How it works: The Smart Shirt uses Bluetooth to connect with your devices and works with iOS, Android and Apple Watch, plus third party apps including MapMyRun. You can charge it via a USB cable (the company claims it has upwards of 30 hours of battery life), as well as manage your data with Hexoskin's online dashboard.
For meditating: Muse by Interaxon
What it is: Muse is a "brain-sensing headband" that aims to help you meditate more effectively. It tracks your brain signals through seven sensors -- two on your temples, two behind the ears and three reference sensors on your forehead -- to give you real time feedback on what's happening in your mind while you meditate. You'll hear calm winds when your mind is settled, and when your mind is active, those winds will pick up in pace with sounds akin to a storm. Muse's accompanying app starts users with three-minute meditation exercises and increases from there, incorporating rewards to encourage daily meditation. One recent study published in a peer-reviewed journal found that four weeks of using Muse could result in brain changes akin to those in mindfulness practitioners.
How it works: Since your brain changes daily, Muse calibrates with its current state before each use and uses that reference point to analyze your brain signals. EEG technology -- or a way to detect electrical activity in the brain -- has been around for about 90 years, but not for the same purposes it's being used for now, like consumer health. Muse's technology was co-developed and tested through the MIT Media Lab, NASA and the Mayo Clinic, and the science behind the company's main "focus algorithm" was performed in university labs over the past few decades. After you meditate with the headband, information about your session is sent to your smartphone using Bluetooth waves (about 100 times less powerful than smartphone radio waves, the company claims). After each meditation, Muse walks you through your brain's activity using graphs, charts and tips for the future.

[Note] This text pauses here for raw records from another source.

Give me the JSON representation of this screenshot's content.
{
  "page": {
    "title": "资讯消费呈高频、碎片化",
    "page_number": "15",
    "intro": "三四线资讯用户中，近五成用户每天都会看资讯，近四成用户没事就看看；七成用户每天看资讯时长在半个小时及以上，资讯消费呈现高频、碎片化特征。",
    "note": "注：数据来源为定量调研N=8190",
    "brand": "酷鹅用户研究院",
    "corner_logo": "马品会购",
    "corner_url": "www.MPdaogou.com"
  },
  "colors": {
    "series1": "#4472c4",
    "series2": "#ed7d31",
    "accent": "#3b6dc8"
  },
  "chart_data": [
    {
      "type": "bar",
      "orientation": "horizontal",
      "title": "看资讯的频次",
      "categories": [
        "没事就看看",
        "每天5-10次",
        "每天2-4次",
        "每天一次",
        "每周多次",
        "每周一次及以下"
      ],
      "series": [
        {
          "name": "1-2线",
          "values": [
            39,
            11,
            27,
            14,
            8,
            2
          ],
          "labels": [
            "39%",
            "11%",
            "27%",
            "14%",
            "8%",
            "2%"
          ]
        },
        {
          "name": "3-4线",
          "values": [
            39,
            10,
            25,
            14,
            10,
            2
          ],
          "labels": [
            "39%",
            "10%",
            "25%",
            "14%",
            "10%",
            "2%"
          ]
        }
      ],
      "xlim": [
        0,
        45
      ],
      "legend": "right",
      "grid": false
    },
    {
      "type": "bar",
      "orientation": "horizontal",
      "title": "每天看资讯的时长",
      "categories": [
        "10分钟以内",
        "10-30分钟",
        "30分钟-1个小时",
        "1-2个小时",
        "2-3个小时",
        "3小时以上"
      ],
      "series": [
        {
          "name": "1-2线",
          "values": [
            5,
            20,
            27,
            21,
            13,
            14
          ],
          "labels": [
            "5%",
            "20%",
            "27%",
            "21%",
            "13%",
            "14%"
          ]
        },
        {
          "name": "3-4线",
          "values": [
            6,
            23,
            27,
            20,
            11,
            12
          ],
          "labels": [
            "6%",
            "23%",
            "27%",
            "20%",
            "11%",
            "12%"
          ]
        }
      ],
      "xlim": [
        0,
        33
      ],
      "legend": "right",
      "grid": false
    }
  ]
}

For detecting breast cancer: iTBra by Cyrcadia Health
What it is: Cyrcadia Health's iTBra is a wearable screening tool for breast cancer and other tissue abnormalities. Users wear dual patches filled with sensors as a bra insert, and during wear time (which should range from two to 12 hours), the patches track temperature changes in variance over time. After three clinical trials of more than 500 women and three patents, the developers of iTBra found the tool could be more effective than mammograms when it comes to detecting cancer in dense breast tissue, which affects as much as 40 percent of women worldwide.
How it works: After iTBRa collects thermodynamic data from the breasts, it's analyzed using machine learning. One of the top data points iTBra looks for? Metabolic changes in heat that may relate to the type of cellular activity often found in breast cancer tumors. The data yields an automated result determining whether there's an abnormality -- data is also monitored by Cyrcadia's engineering team. Data can then be shared with physicians from a user's computer or smartphone.